Cadre juridique
LA FAIM n’est pas une violation des droits de la personne humaine. Ce qui constitue une violation des droits de la personne humaine, ce sont les manquements des Etats à respecter les obligations inscrites dans les pactes internationaux.
➢ Obligations et violations
Les droits de l’homme impliquent à la fois des droits et des obligations. Le droit international impose aux Etats l’obligation et le devoir de respecter, protéger et donner effet aux droits humains.
L’obligation de respecter le droit à l’alimentation se trouve violée quand un gouvernement décide arbitrairement d’expulser des personnes de leurs terres ou de les déplacer, en particulier quand ces terres sont leur principale source d’alimentation.
Lors d’un conflit armé, cette obligation signifie que le gouvernement ou des groupes armés doivent s’abstenir de détruire les ressources productives ou de bloquer des envois de vivres destinés aux civils.
L’obligation de protéger le droit à l’alimentation signifie que l’Etat est tenu de promulguer des lois qui empêchent des particuliers ou organismes puissants de violer ce droit.
Par exemple, si l’Etat n’intervient pas lorsqu’un particulier puissant expulse des gens de leurs terres, il viole l’obligation de protéger le droit à l’alimentation. De même si l’Etat n’intervient pas lorsqu’une entreprise pollue l’eau approvisionnant une communauté.
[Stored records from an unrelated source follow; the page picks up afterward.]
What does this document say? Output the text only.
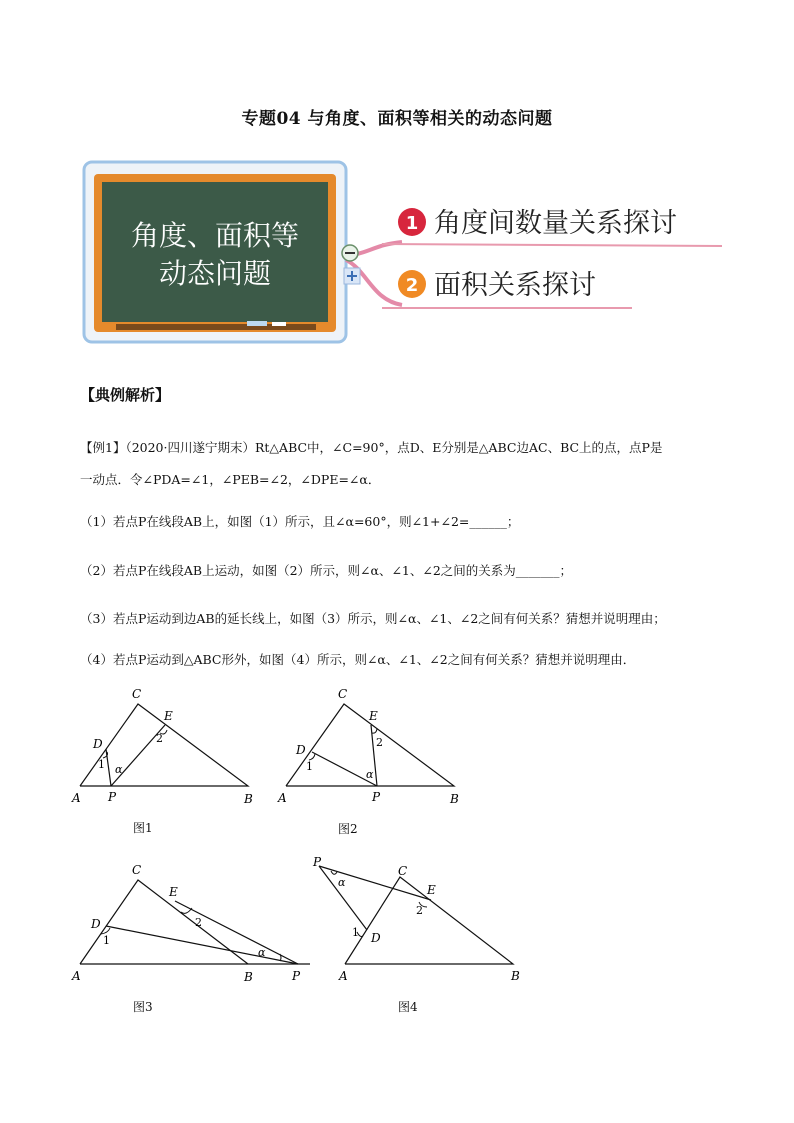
专题04 与角度、面积等相关的动态问题
角度、面积等
动态问题
1 角度间数量关系探讨
2 面积关系探讨
【典例解析】
【例1】（2020·四川遂宁期末）Rt△ABC中，∠C=90°，点D、E分别是△ABC边AC、BC上的点，点P是
一动点．令∠PDA=∠1，∠PEB=∠2，∠DPE=∠α．
（1）若点P在线段AB上，如图（1）所示，且∠α=60°，则∠1+∠2=______；
（2）若点P在线段AB上运动，如图（2）所示，则∠α、∠1、∠2之间的关系为_______；
（3）若点P运动到边AB的延长线上，如图（3）所示，则∠α、∠1、∠2之间有何关系？猜想并说明理由；
（4）若点P运动到△ABC形外，如图（4）所示，则∠α、∠1、∠2之间有何关系？猜想并说明理由．
C
E
D
1
2
α
A P	B
图1
C
E
D
1
2
α
A	P	B
图2
C
E
D
1
2
α
A	B	P
图3
P
α
C
E
2
1 D
A	B
图4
L’obligation de donner effet signifie par exemple la réforme des régimes agraires, qui permettrait de mettre fin au partage inégal de la terre et de fournir aux petits agriculteurs une terre pour nourrir leur famille. La réforme agraire est mentionnée explicitement dans l’article 11 du Pacte International pour les droits économiques, sociaux et culturels.
Exemples concrets de violations :
• De l’obligation de respecter : aliénation foncière contrainte par l’Etat (expulsion forcée et confiscation, expropriation sans indemnisation correcte), blocage de convois alimentaires, mesures de politique économique portant atteinte au droit à la nourriture des populations (prix, subventions, ajustement structurel).
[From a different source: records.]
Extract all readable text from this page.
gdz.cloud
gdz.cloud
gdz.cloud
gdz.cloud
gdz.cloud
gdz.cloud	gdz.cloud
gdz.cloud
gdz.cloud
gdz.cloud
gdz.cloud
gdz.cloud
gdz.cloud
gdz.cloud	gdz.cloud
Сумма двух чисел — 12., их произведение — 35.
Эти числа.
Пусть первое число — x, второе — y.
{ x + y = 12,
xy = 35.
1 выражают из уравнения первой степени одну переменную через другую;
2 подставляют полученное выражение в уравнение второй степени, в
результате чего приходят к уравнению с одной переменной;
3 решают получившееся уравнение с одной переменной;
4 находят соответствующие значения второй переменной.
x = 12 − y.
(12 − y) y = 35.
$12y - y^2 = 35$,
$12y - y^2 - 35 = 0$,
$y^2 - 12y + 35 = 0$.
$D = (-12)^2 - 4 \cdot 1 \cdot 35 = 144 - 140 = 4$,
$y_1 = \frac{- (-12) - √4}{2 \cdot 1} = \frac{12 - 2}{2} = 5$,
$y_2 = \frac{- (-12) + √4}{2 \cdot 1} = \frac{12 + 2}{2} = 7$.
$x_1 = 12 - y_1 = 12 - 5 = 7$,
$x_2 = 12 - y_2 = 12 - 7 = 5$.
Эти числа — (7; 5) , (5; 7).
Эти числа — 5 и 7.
• De l’obligation de protéger : aliénation des terres par non délivrance des titres fonciers, pêche industrielle sauvage, non protection des populations indigènes face à des expulsions souhaitées ou perpétrées par une compagnie minière ou pétrolière.
• De l’obligation de donner effet : non-identification des groupes vulnérables et des situations particulières à une région, politique économique inadaptée (salaire inférieur au salaire minimum, absence de législation fixant le salaire minimum, accords commerciaux internationaux, etc.), non-mise en place d’un environnement favorable à la création d’emplois agricole, alors que la population rurale est la plus touchée par la faim.